Agile estimation uses the ready, fire, aim approach of measuring the velocity of a team in small iterations after it is already in progress. Each iteration of the team is measured, perhaps using points instead of hours, and recorded as the team’s velocity. The team can then approach a customer with a measurement (e.g. twenty points per week) and then creates an estimate based on those measurements. Estimates are done by the implementers in the group. Each iteration is time boxed, low risk, and has it’s own end game complete with deliverables and negotiation. These mini end games can get both sides familiar with some of the rational and irrational behavior involved with the party. There will still be an end game at the end of the project, however, an experienced negotiator will reserve hard negotiation for the true end game.

Agile – Distributed

Distributed estimation is virtually non-existent but the idea developed here is one of many ways that it could be done. The principal makes known a rough idea of the project that is needed to be developed as an RFP. The response to the RFP is a reverse bounty system where the agent proposes the smallest valuable deliverable with an estimate on it. The deliverable must be as close to a complete contract (the quality of service, performance, and delivery platform is described in the bounty) as possible. If the proposed service is accepted by the principal, the reverse bounty acts as a fixed bid with a time constraint.

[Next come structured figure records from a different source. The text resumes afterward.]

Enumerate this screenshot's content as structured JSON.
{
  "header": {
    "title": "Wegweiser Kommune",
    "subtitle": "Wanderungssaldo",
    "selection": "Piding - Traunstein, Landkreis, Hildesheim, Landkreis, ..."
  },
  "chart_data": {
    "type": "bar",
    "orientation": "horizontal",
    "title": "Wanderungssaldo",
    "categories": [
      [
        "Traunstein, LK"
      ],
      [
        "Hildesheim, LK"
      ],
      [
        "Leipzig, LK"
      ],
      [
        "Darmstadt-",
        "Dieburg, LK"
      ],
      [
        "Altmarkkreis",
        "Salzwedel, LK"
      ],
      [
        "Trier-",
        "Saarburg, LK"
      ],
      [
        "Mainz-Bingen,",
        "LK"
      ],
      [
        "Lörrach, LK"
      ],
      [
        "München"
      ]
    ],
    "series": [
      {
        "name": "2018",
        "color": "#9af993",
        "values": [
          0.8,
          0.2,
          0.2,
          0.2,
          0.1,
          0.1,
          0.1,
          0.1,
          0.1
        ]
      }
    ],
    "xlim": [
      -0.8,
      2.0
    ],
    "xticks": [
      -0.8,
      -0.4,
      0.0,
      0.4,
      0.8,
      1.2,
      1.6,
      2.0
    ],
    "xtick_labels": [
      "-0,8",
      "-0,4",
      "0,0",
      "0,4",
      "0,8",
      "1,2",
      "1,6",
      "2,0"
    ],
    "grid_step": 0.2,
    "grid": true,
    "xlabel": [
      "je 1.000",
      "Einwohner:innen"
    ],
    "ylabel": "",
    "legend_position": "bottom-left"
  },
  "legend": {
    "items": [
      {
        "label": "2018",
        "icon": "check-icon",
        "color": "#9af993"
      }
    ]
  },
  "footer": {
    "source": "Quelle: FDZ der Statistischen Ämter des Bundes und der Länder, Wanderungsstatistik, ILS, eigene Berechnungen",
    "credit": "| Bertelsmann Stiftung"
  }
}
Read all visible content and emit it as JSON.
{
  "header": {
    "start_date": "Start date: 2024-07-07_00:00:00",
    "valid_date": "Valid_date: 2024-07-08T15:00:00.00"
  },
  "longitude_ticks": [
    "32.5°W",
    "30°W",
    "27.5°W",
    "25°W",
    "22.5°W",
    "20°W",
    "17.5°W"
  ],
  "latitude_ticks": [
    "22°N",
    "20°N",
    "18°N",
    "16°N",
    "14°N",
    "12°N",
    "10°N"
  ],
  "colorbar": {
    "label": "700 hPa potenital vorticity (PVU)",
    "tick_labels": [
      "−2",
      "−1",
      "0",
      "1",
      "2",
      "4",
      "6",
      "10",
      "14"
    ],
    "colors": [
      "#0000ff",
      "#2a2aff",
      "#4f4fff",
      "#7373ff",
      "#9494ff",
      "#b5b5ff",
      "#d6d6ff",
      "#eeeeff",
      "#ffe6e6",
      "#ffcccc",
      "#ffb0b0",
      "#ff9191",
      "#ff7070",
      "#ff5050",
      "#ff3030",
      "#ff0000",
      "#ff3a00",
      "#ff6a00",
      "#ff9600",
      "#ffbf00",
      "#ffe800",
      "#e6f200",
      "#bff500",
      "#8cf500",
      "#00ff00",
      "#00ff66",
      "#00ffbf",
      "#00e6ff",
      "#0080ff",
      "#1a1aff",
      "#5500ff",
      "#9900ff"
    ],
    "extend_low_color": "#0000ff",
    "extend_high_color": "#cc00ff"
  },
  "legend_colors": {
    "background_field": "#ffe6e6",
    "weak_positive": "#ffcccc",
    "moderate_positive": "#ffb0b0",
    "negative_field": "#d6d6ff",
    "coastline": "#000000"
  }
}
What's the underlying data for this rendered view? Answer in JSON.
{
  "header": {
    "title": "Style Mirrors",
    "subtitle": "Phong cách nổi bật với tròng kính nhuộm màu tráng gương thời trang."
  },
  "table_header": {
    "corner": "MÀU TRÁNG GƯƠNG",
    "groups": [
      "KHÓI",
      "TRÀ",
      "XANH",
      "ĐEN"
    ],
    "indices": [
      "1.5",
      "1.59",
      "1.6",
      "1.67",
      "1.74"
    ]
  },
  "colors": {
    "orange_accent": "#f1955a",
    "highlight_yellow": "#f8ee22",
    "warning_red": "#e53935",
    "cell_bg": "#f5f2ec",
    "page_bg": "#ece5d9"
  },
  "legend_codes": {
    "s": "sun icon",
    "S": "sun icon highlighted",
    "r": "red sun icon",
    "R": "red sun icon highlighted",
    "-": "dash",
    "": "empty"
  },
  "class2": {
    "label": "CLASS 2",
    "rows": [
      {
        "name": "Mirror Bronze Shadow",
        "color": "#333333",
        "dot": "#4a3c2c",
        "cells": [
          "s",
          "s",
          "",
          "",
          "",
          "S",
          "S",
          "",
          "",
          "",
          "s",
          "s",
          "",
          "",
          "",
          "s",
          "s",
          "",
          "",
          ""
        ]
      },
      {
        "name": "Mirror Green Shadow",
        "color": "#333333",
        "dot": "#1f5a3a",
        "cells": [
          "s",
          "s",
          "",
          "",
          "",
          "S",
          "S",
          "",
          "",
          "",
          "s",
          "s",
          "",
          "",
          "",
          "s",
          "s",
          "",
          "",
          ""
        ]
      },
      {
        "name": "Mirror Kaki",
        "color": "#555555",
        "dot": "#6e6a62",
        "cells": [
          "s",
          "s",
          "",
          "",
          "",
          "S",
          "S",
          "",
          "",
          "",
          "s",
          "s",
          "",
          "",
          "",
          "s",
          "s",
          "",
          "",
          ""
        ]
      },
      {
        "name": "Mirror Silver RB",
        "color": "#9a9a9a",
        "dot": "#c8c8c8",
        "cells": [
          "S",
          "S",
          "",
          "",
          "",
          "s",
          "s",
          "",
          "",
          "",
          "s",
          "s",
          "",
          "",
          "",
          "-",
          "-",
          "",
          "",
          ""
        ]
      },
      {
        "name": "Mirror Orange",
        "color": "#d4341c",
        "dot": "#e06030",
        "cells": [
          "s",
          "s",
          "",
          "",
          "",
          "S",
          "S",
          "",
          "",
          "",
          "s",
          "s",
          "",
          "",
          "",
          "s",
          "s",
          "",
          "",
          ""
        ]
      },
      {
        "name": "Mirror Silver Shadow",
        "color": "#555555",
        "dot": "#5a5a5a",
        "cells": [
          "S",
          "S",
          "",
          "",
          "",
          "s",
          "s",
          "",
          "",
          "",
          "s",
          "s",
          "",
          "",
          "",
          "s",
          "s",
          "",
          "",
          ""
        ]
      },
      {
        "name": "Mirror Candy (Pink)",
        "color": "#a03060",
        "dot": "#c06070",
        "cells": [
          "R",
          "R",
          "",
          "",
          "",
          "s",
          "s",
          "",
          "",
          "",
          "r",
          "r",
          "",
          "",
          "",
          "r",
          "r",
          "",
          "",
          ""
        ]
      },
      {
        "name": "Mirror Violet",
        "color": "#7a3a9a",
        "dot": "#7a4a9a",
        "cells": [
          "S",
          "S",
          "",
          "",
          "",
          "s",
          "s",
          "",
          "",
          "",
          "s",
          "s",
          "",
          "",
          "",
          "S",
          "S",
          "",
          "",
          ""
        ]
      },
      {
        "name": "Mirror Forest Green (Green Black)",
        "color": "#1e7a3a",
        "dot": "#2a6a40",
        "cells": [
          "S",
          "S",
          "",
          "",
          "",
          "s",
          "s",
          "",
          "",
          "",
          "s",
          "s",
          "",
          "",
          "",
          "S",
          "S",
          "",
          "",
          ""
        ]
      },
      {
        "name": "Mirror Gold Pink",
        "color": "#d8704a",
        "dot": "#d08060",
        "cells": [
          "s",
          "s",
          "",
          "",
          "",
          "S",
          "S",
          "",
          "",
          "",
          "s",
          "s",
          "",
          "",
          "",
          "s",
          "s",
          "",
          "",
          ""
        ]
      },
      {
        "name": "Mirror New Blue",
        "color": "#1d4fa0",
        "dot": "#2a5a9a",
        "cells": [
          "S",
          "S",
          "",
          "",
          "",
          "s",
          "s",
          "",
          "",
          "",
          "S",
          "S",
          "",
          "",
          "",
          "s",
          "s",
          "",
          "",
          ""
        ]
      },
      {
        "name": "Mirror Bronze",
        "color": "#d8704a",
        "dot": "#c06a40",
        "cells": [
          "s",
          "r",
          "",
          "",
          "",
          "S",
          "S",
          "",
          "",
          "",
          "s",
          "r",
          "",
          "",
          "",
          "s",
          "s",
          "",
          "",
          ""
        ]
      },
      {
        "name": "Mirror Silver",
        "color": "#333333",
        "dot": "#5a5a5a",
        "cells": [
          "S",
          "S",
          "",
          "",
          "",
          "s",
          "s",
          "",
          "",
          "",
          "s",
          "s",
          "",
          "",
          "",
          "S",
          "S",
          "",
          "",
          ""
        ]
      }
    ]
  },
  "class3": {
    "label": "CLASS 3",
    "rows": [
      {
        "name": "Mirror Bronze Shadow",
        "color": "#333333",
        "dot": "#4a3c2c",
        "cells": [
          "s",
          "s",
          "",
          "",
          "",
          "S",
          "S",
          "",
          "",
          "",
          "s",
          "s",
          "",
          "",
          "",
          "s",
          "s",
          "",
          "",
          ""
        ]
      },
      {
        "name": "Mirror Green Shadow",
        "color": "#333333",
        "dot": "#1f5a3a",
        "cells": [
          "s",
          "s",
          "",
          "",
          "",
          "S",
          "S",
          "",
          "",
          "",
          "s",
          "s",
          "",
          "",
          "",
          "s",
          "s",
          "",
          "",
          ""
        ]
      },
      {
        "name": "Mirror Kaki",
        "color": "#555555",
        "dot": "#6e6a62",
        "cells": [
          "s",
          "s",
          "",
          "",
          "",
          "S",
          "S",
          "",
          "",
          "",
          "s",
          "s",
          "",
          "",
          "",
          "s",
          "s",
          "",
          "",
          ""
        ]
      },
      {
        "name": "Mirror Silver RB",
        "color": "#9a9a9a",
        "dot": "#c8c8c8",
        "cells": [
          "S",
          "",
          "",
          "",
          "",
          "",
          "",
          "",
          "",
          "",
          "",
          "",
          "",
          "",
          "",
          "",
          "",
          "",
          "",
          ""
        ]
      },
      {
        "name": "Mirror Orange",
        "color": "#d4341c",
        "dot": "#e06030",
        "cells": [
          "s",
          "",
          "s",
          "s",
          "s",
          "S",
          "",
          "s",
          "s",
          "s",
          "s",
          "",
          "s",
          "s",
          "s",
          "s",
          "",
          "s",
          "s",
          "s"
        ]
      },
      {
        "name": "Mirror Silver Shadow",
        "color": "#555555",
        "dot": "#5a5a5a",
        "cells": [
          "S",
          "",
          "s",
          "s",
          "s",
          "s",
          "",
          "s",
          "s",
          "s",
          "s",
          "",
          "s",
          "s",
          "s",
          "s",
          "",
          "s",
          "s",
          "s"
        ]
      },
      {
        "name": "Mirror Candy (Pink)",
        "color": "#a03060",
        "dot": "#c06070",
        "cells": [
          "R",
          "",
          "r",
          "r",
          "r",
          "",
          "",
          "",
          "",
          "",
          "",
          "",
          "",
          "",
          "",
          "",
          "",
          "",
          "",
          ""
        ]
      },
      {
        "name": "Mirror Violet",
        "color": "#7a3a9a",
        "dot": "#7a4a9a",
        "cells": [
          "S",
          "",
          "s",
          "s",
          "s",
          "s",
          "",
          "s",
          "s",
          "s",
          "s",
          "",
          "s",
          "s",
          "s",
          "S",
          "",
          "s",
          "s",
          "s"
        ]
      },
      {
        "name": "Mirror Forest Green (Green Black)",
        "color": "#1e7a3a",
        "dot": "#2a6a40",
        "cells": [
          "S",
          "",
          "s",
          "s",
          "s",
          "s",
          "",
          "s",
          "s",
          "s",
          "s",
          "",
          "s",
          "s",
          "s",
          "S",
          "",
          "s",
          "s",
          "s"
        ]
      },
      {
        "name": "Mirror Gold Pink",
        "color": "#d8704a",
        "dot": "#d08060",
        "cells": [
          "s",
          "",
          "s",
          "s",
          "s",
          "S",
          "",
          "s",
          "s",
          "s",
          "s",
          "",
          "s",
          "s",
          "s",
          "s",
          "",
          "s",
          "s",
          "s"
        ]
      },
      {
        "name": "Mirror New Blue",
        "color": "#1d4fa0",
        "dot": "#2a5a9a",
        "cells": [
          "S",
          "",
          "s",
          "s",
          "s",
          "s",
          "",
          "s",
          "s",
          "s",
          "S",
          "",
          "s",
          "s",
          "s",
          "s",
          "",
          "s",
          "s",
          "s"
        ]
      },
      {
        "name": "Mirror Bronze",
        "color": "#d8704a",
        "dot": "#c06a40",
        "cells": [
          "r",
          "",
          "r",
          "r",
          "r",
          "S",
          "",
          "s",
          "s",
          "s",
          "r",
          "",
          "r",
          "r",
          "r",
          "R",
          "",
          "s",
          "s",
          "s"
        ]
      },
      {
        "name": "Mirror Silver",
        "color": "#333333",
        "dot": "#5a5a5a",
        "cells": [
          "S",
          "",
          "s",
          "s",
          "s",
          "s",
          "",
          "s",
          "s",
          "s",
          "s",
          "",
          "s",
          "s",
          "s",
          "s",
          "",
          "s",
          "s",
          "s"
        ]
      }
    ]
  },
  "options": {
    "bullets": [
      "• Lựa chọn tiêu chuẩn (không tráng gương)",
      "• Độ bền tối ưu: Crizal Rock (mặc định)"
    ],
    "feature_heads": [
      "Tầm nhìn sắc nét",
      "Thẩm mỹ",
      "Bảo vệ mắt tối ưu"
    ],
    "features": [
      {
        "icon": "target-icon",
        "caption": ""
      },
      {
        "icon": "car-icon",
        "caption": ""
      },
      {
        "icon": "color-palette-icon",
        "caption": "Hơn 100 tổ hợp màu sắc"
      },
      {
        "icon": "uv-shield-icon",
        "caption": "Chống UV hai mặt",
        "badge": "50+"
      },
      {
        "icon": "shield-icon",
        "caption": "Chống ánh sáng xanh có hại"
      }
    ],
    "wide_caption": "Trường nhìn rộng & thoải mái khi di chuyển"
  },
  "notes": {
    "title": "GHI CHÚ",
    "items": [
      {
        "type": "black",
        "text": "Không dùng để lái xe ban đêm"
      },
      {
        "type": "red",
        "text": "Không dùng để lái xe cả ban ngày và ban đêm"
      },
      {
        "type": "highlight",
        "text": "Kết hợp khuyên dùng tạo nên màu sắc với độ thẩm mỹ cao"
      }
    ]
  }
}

The time constraint can be extended, but if violated the RFP is re-issued and the existing contract is marked void. The pay is awarded automatically by verifying the deliverable via a Bitcoin Smart Contract. This form of procurement would lend itself to microservice development. The risk for both parties would be reduced because of an executable contract with no end game period. The risk involved with integration to other reverse bounties would be reduced because of the public nature of the contract. In the sense that the contract is a fixed bid with no chance of revocation, it isn’t an estimate.

Conclusion

We participate in disavowal when we say ‘I know my act of estimating will be adjusted to, but nevertheless my estimate is …’. We consciously know the act estimation is contingent upon forces that subvert the estimate, but we act like as this is not so. Given this, most attempts to estimate software are indeed a fool’s errand. Put in another way, a quality normally thought to have nothing to do with estimation, negotiation position, is possibly the most defining quality in whether estimates are valid. In order to bring this under control, we need subversive critique built into our development process that makes the exploration and negotiation effort painfully explicit. When the end game presents itself, we must be in a position to negotiate that the original estimate was accurate, or that it can be made to be accurate. Another solution here may be to sandbag5 along the lines of the critical paths, and then present that overbuilt development during the end game, perhaps as complementary work, thereby reserving the end of the project to truly be for the ‘bells and whistles’. This would only work if ‘what they want’ could be determined from ‘what they asked for’ and then worked on separately.

 


  1. On Bike Sheds and Experts, Wavell Watson
  2. https://en.wikipedia.org/wiki/Parkinson%27s_law
  3. https://en.wikipedia.org/wiki/Moral_hazard
  4. Brandenburger, Adam M.; Nalebuff, Barry J. (2011-07-13). Co-Opetition (p. 42). The Crown Publishing Group. Kindle Edition.